The Commitment Project: studying recruits, college football edition
During a visit to Clemson in August 2008, I asked then-coach Tommy Bowden why basketball coaches got so much more offended when recruits broke commitments than football coaches did. Bowden laughed, and he explained that most college football coaches understand that a verbal commitment is essentially meaningless until the player signs the National Letter of Intent that forbids other schools from recruiting him.
“Especially in this part of the country,” Bowden said, “no means go.”
Yet every time a high-profile player flips to another school, the outrage mounts. When Columbus, Ind., quarterback Gunner Kiel — who had already decommitted from Indiana to commit to LSU — flipped on the Tigers and enrolled at Notre Dame, Kiel was labeled a wimp (for fleeing from the mighty SEC), an attention seeker (for announcing the two previous commitments) and worse.

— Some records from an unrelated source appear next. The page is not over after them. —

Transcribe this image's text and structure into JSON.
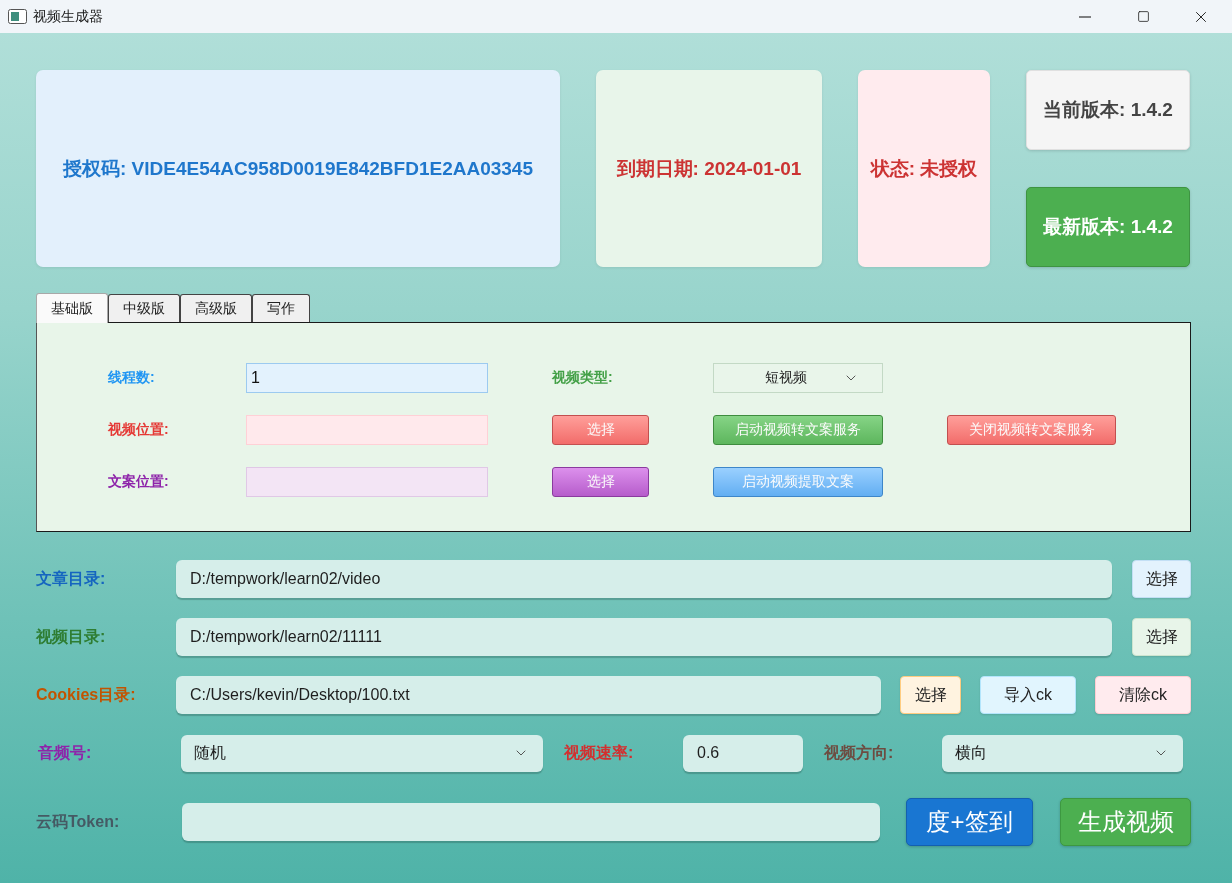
{
  "window": {
    "title": "视频生成器"
  },
  "license_card": {
    "text": "授权码: VIDE4E54AC958D0019E842BFD1E2AA03345"
  },
  "expiry_card": {
    "text": "到期日期: 2024-01-01"
  },
  "status_card": {
    "text": "状态: 未授权"
  },
  "version": {
    "current": "当前版本: 1.4.2",
    "latest": "最新版本: 1.4.2"
  },
  "tabs": [
    {
      "label": "基础版",
      "selected": true
    },
    {
      "label": "中级版",
      "selected": false
    },
    {
      "label": "高级版",
      "selected": false
    },
    {
      "label": "写作",
      "selected": false
    }
  ],
  "basic_panel": {
    "thread_count": {
      "label": "线程数:",
      "value": "1"
    },
    "video_type": {
      "label": "视频类型:",
      "value": "短视频"
    },
    "video_location": {
      "label": "视频位置:",
      "button": "选择"
    },
    "copy_location": {
      "label": "文案位置:",
      "button": "选择"
    },
    "start_transcribe_button": "启动视频转文案服务",
    "stop_transcribe_button": "关闭视频转文案服务",
    "extract_copy_button": "启动视频提取文案"
  },
  "article_dir": {
    "label": "文章目录:",
    "value": "D:/tempwork/learn02/video",
    "button": "选择"
  },
  "video_dir": {
    "label": "视频目录:",
    "value": "D:/tempwork/learn02/11111",
    "button": "选择"
  },
  "cookies_dir": {
    "label": "Cookies目录:",
    "value": "C:/Users/kevin/Desktop/100.txt",
    "buttons": [
      "选择",
      "导入ck",
      "清除ck"
    ]
  },
  "audio": {
    "label": "音频号:",
    "value": "随机"
  },
  "video_speed": {
    "label": "视频速率:",
    "value": "0.6"
  },
  "video_direction": {
    "label": "视频方向:",
    "value": "横向"
  },
  "token": {
    "label": "云码Token:"
  },
  "actions": [
    "度+签到",
    "生成视频"
  ]
}
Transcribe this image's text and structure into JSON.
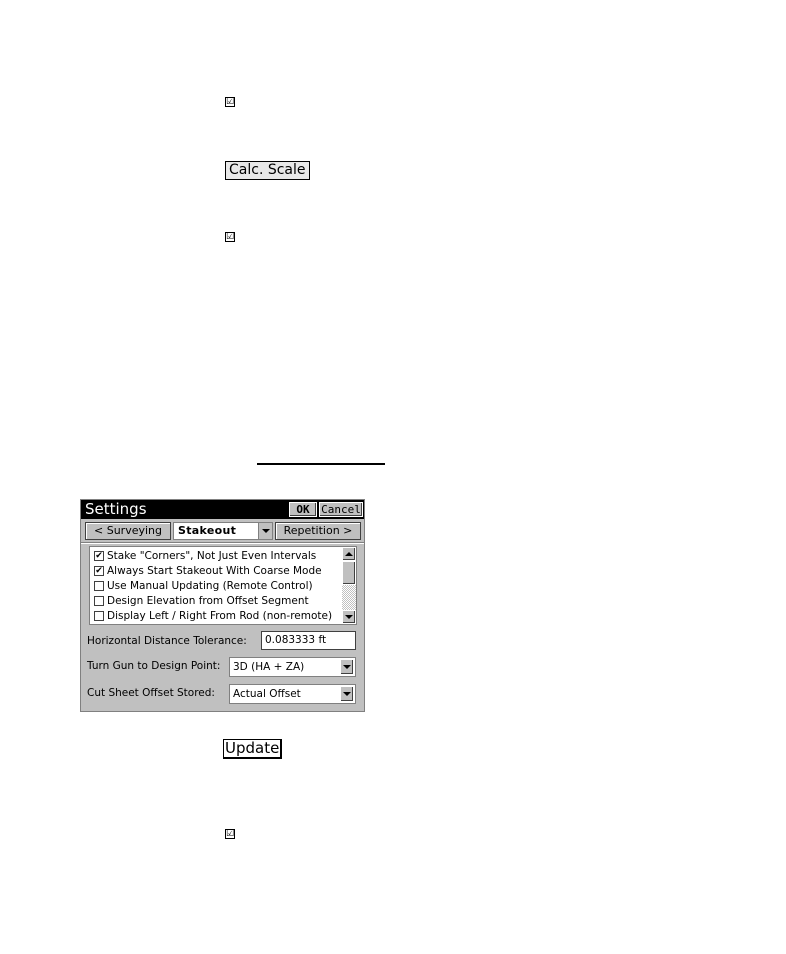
{
  "document": {
    "check_glyph": "☑",
    "calc_scale_button": "Calc. Scale",
    "update_button": "Update"
  },
  "dialog": {
    "title": "Settings",
    "ok_label": "OK",
    "cancel_label": "Cancel",
    "prev_label": "< Surveying",
    "next_label": "Repetition >",
    "category": "Stakeout",
    "options": [
      {
        "label": "Stake \"Corners\", Not Just Even Intervals",
        "checked": true
      },
      {
        "label": "Always Start Stakeout With Coarse Mode",
        "checked": true
      },
      {
        "label": "Use Manual Updating (Remote Control)",
        "checked": false
      },
      {
        "label": "Design Elevation from Offset Segment",
        "checked": false
      },
      {
        "label": "Display Left / Right From Rod (non-remote)",
        "checked": false
      }
    ],
    "check_mark": "✔",
    "fields": {
      "hdist_label": "Horizontal Distance Tolerance:",
      "hdist_value": "0.083333 ft",
      "turngun_label": "Turn Gun to Design Point:",
      "turngun_value": "3D (HA + ZA)",
      "cutsheet_label": "Cut Sheet Offset Stored:",
      "cutsheet_value": "Actual Offset"
    }
  }
}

LSU coach Les Miles, who actually put effort into recruiting Kiel instead of just reading about it on the Internet, cut through his disappointment to offer one of the most mature reactions to the situation. “The only thing I can tell you is there’s a guy in the Midwest who felt staying close to home was the right thing, or maybe there’s a guy in any number of places where the decision comes down to staying close to family and representing a stadium or team nearby,” Miles told reporters. “I understand that very much. If that’s the case, then we need to have people that are going to be happy here in Louisiana.”